Milli Eğitim Bakanı Yusuf Tekin, bugün Bursa’da olacak. Hazır Bursa’ya gelmişken ardından yazacağımız yazı kadar öncesinde de kendisine bir arzuhal takdiminde bulunmak isterim.
Kıymetli Bakan,
Güzel ülkemizde bir dönem sırf ‘imam hatip’ okullarının önünü kapatmak amacıyla ‘kat sayı’ garabeti uygulandı.Bu, eğitimde fırsat eşitsizliğini daha da derinleştiren ve öğretim kalitesini iğdiş eden bir uygulamaydı ki yıllarca sürdü.
‘İmam hatipler’ gibi en çok da meslek liselerini değersizleştirdi ve nesillerin kaybına neden oldu.
O yıllarda, üniversiteyi kazanma ihtimali olmayan çocuklar bari bir meslek edinsin diye meslek liselerine yollandı ama ürettiği sonuç ‘kalifiye’ olmadı.
Uygulamanın temel gerekçesi egemen rejimin sanrılarıydı. O sanrılar, yüz binlerce kişinin bugünkü hayatını bir sarmala sıkıştırdı.
Ekonomik ve kültürel ilerlemenin önündeki en büyük engel, en kıymetli hazine olan insan kaynağını standardize, verimli ve bilinçli yetiştirme eğiliminde olmamaktı.

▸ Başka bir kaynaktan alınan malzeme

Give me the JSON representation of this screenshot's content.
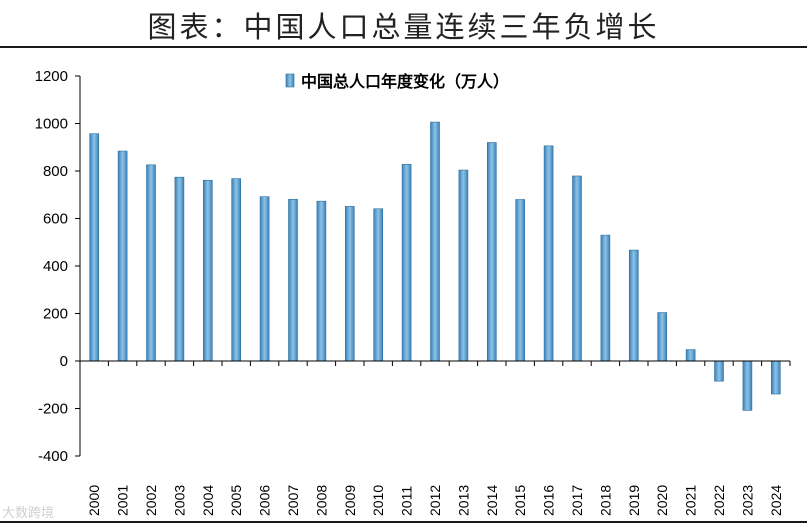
{
  "page_title": "图表：中国人口总量连续三年负增长",
  "watermark": "大数跨境",
  "colors": {
    "bar_fill": "#5b9fd3",
    "bar_edge": "#2d6e9e",
    "axis": "#000000",
    "text": "#000000"
  },
  "chart_data": {
    "type": "bar",
    "title": "",
    "xlabel": "",
    "ylabel": "",
    "ylim": [
      -400,
      1200
    ],
    "yticks": [
      -400,
      -200,
      0,
      200,
      400,
      600,
      800,
      1000,
      1200
    ],
    "grid": false,
    "legend_position": "top",
    "categories": [
      "2000",
      "2001",
      "2002",
      "2003",
      "2004",
      "2005",
      "2006",
      "2007",
      "2008",
      "2009",
      "2010",
      "2011",
      "2012",
      "2013",
      "2014",
      "2015",
      "2016",
      "2017",
      "2018",
      "2019",
      "2020",
      "2021",
      "2022",
      "2023",
      "2024"
    ],
    "series": [
      {
        "name": "中国总人口年度变化（万人）",
        "values": [
          957,
          884,
          826,
          774,
          761,
          768,
          692,
          681,
          673,
          651,
          641,
          828,
          1006,
          804,
          920,
          680,
          906,
          779,
          530,
          467,
          204,
          48,
          -85,
          -208,
          -139
        ]
      }
    ]
  }
}
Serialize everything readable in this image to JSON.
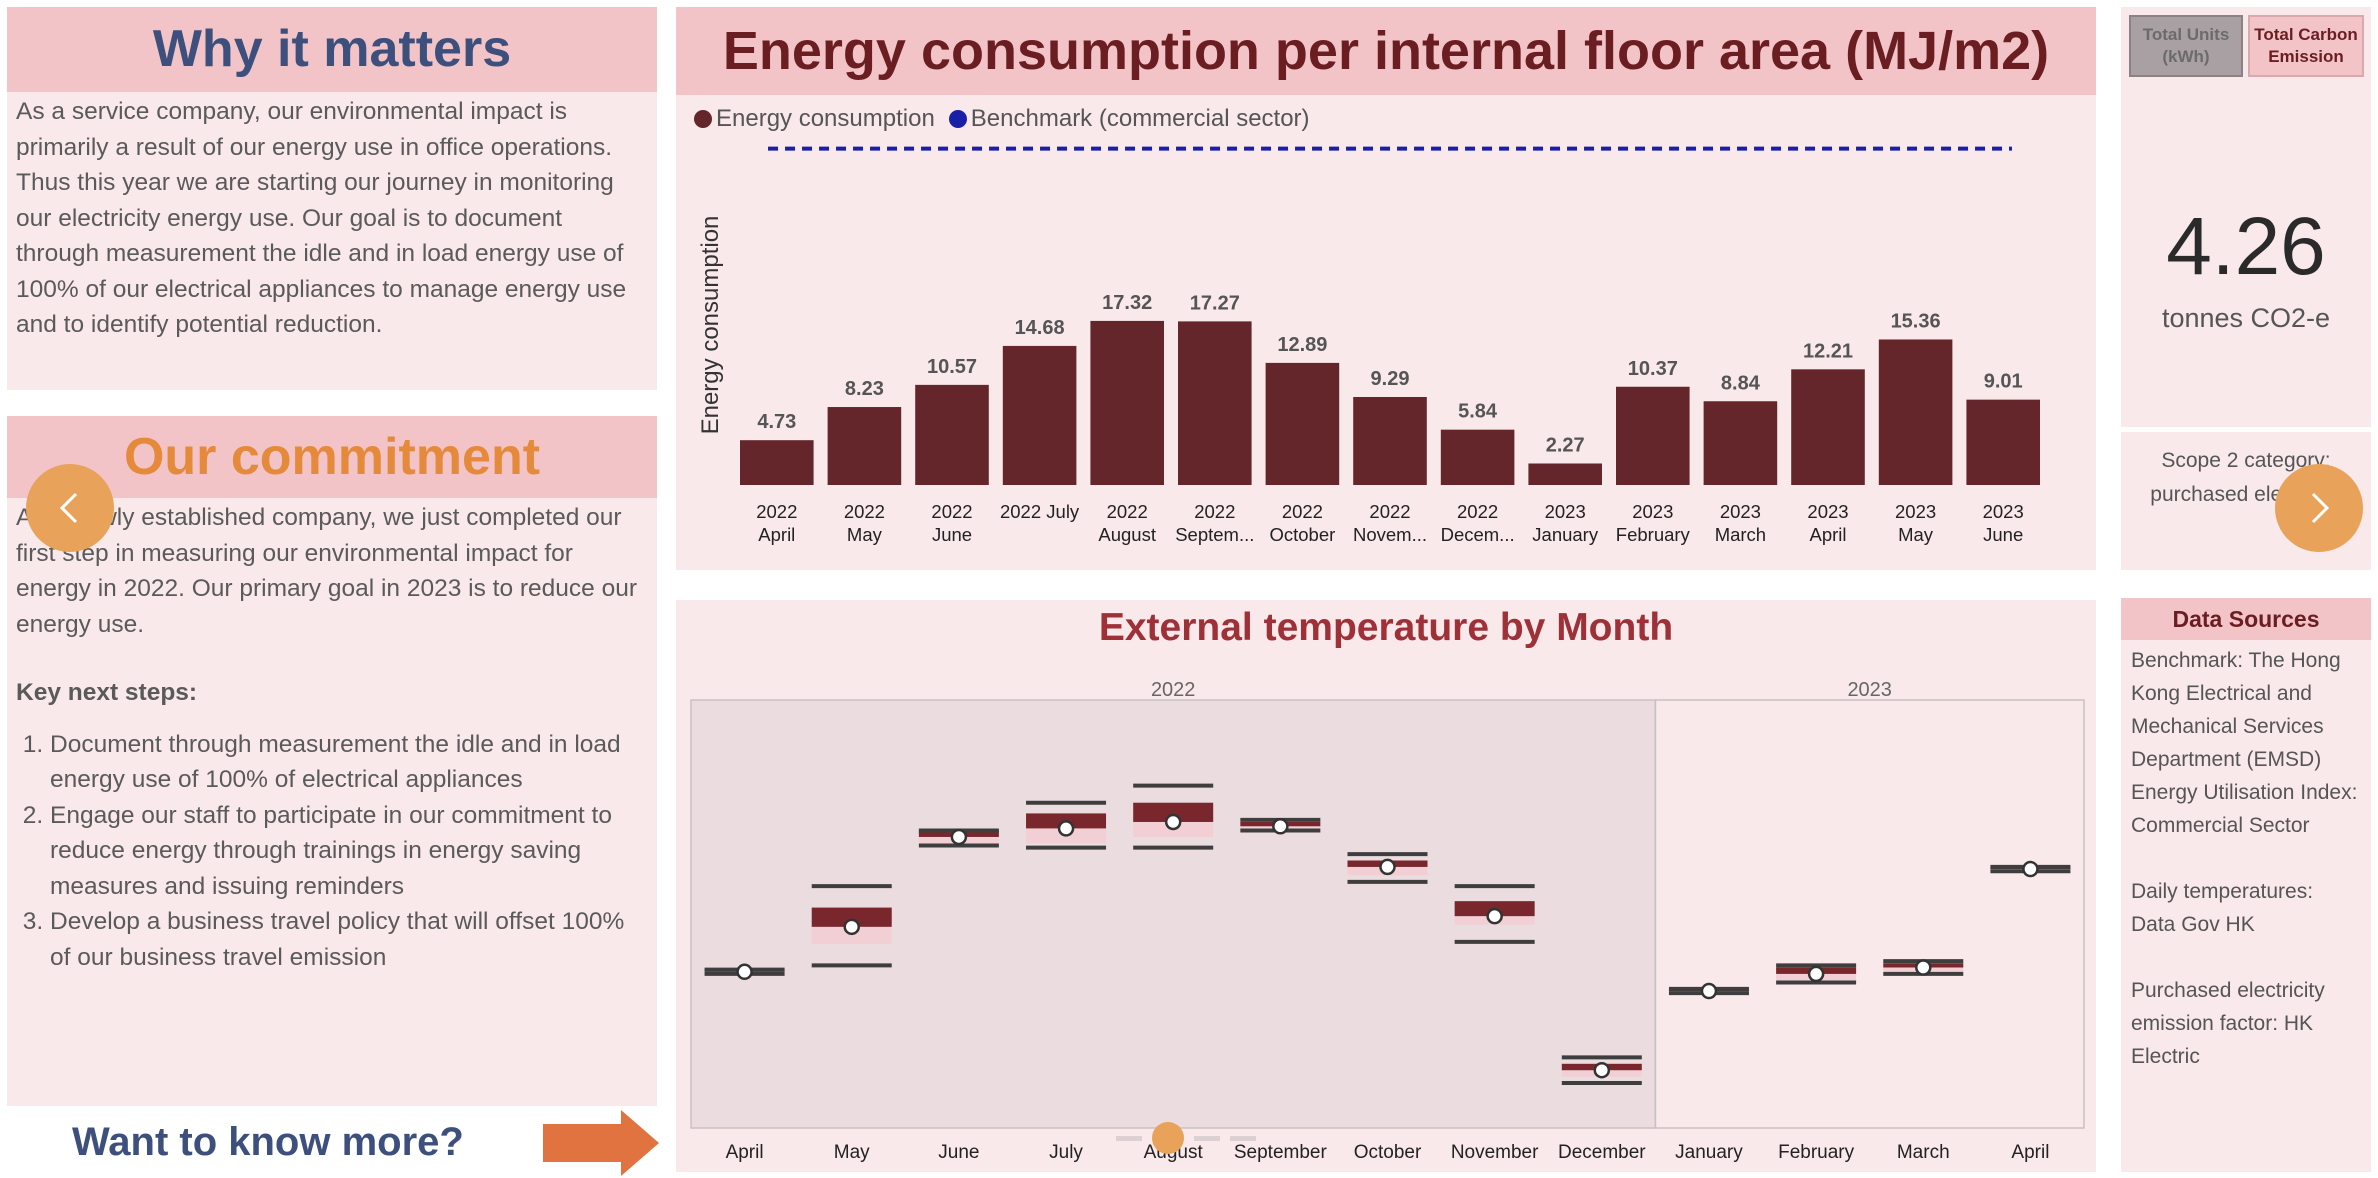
{
  "why": {
    "title": "Why it matters",
    "body": "As a service company, our environmental impact is primarily a result of our energy use in office operations. Thus this year we are starting our journey in monitoring our electricity energy use. Our goal is to document through measurement the idle and in load energy use of 100% of our electrical appliances to manage energy use and to identify potential reduction."
  },
  "commitment": {
    "title": "Our commitment",
    "body": "As a newly established company, we just completed our first step in measuring our environmental impact for energy in 2022. Our primary goal in 2023 is to reduce our energy use.",
    "key_label": "Key next steps:",
    "steps": [
      "Document through measurement the idle and in load energy use of 100% of electrical appliances",
      "Engage our staff to participate in our commitment to reduce energy through trainings in energy saving measures and issuing reminders",
      "Develop a business travel policy that will offset 100% of our business travel emission"
    ]
  },
  "more": {
    "label": "Want to know more?"
  },
  "energy": {
    "title": "Energy consumption per internal floor area (MJ/m2)",
    "legend": [
      {
        "label": "Energy consumption",
        "color": "#64262a"
      },
      {
        "label": "Benchmark (commercial sector)",
        "color": "#1a1fa8"
      }
    ]
  },
  "temp": {
    "title": "External temperature by Month"
  },
  "toggle": {
    "units_label": "Total Units (kWh)",
    "carbon_label": "Total Carbon Emission"
  },
  "kpi": {
    "value": "4.26",
    "unit": "tonnes CO2-e"
  },
  "scope": {
    "text": "Scope 2 category: purchased electricity"
  },
  "sources": {
    "title": "Data Sources",
    "items": [
      "Benchmark: The Hong Kong Electrical and Mechanical Services Department (EMSD) Energy Utilisation Index: Commercial Sector",
      "Daily temperatures: Data Gov HK",
      "Purchased electricity emission factor: HK Electric"
    ]
  },
  "nav": {
    "prev_icon": "chevron-left-icon",
    "next_icon": "chevron-right-icon",
    "accent": "#e8a25a"
  },
  "chart_data": [
    {
      "type": "bar",
      "title": "Energy consumption per internal floor area (MJ/m2)",
      "ylabel": "Energy consumption",
      "categories": [
        "2022 April",
        "2022 May",
        "2022 June",
        "2022 July",
        "2022 August",
        "2022 Septem...",
        "2022 October",
        "2022 Novem...",
        "2022 Decem...",
        "2023 January",
        "2023 February",
        "2023 March",
        "2023 April",
        "2023 May",
        "2023 June"
      ],
      "series": [
        {
          "name": "Energy consumption",
          "values": [
            4.73,
            8.23,
            10.57,
            14.68,
            17.32,
            17.27,
            12.89,
            9.29,
            5.84,
            2.27,
            10.37,
            8.84,
            12.21,
            15.36,
            9.01
          ],
          "color": "#64262a"
        },
        {
          "name": "Benchmark (commercial sector)",
          "values": [
            35.5,
            35.5,
            35.5,
            35.5,
            35.5,
            35.5,
            35.5,
            35.5,
            35.5,
            35.5,
            35.5,
            35.5,
            35.5,
            35.5,
            35.5
          ],
          "color": "#1a1fa8",
          "style": "dashed"
        }
      ],
      "ylim": [
        0,
        38
      ],
      "grid": false,
      "legend": "top-left"
    },
    {
      "type": "box",
      "title": "External temperature by Month",
      "groups": [
        {
          "name": "2022",
          "categories": [
            "April",
            "May",
            "June",
            "July",
            "August",
            "September",
            "October",
            "November",
            "December"
          ]
        },
        {
          "name": "2023",
          "categories": [
            "January",
            "February",
            "March",
            "April"
          ]
        }
      ],
      "series": [
        {
          "category": "April",
          "group": "2022",
          "min": 22.2,
          "q1": 22.2,
          "mean": 22.3,
          "q3": 22.4,
          "max": 22.4
        },
        {
          "category": "May",
          "group": "2022",
          "min": 22.6,
          "q1": 23.6,
          "mean": 24.4,
          "q3": 25.3,
          "max": 26.3
        },
        {
          "category": "June",
          "group": "2022",
          "min": 28.2,
          "q1": 28.3,
          "mean": 28.6,
          "q3": 28.9,
          "max": 28.9
        },
        {
          "category": "July",
          "group": "2022",
          "min": 28.1,
          "q1": 28.3,
          "mean": 29.0,
          "q3": 29.7,
          "max": 30.2
        },
        {
          "category": "August",
          "group": "2022",
          "min": 28.1,
          "q1": 28.6,
          "mean": 29.3,
          "q3": 30.2,
          "max": 31.0
        },
        {
          "category": "September",
          "group": "2022",
          "min": 28.9,
          "q1": 28.9,
          "mean": 29.1,
          "q3": 29.3,
          "max": 29.4
        },
        {
          "category": "October",
          "group": "2022",
          "min": 26.5,
          "q1": 26.8,
          "mean": 27.2,
          "q3": 27.5,
          "max": 27.8
        },
        {
          "category": "November",
          "group": "2022",
          "min": 23.7,
          "q1": 24.5,
          "mean": 24.9,
          "q3": 25.6,
          "max": 26.3
        },
        {
          "category": "December",
          "group": "2022",
          "min": 17.1,
          "q1": 17.4,
          "mean": 17.7,
          "q3": 18.0,
          "max": 18.3
        },
        {
          "category": "January",
          "group": "2023",
          "min": 21.3,
          "q1": 21.3,
          "mean": 21.4,
          "q3": 21.5,
          "max": 21.5
        },
        {
          "category": "February",
          "group": "2023",
          "min": 21.8,
          "q1": 21.9,
          "mean": 22.2,
          "q3": 22.5,
          "max": 22.6
        },
        {
          "category": "March",
          "group": "2023",
          "min": 22.2,
          "q1": 22.3,
          "mean": 22.5,
          "q3": 22.7,
          "max": 22.8
        },
        {
          "category": "April",
          "group": "2023",
          "min": 27.0,
          "q1": 27.0,
          "mean": 27.1,
          "q3": 27.2,
          "max": 27.2
        }
      ],
      "ylim": [
        15.0,
        35.0
      ],
      "grid": false
    }
  ]
}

Hem fiziki şartlar hem teknik imkanlar hem eğitmen kalitesi hem de öğrencinin ekonomik durumu itibarıyla ülke sathında fırsat eşitsizliğini görmek, tespit etmek çok kolaydı.
Esasında toplum kategorize forma büründürülürken eğitim ve öğretim mahrumiyeti sanal kahramanlık hikayeleriyle kamufle ediliyordu.
Çobandı Yusuf, 500 tam puanla üniversiteyi kazanıyordu!
Tıpkı rejimin demokrasi adına yutturmacası ‘Çoban sülü!’ gibi…
Oysa gerçek başkaydı!
Bu noktada yine size dönük 27 Nisan 2024 tarihli ‘Eğitimde sorun müfredattan derin’ başlıklı yazımı da sunmak isterim. -https://www.liderbursa.com/egitimde-sorun-mufredattan-derin-h65109.htm-
Bugün eğitimde o yılların Türkiye’sinden ilerideyiz elbet!
Eğitime erişimin boyutlarını okullaşma oranlarında görüyoruz. Bizim kuşak parasıyla kitap bulamazken şimdi kitap bedava. Bizim kuşak İngilizceyi beden hocasından öğreniyordu. Şimdi her dersin öğretmeni var. Sınıf öğretmeninin çorap dokuyarak ders anlattığı yıllardan çıktık. Kitaplığı dahi bulunmayan sınıflarda 40 kişiyle okuduk. Bilgisayar yoktu, laboratuvar yoktu, akıllı tahta yoktu…
Hakkaniyetli olmak ve ilerleme olduğunu ikrar etmek durumundayız. Hiç şüphe yok daha da ileriye gidecektir.
Özellikle Hüseyin Nihal Atsız’ın müfredatta yer bulması, şükran sebebidir. Mavi Vatan ve Gök Vatan kavramlarının derslerde anlatılması müthiş bir iştir.
Fakat, halen eğitimde yapısal sorunlar vardır. Bunların başında kadro gelmektedir. Eğitim kadrolarının yeterli yetkinliğe sahip olmadığı düşünüldüğü gibi ‘eğitimci sorumluluğu’ bağlamında da boşluk vardır.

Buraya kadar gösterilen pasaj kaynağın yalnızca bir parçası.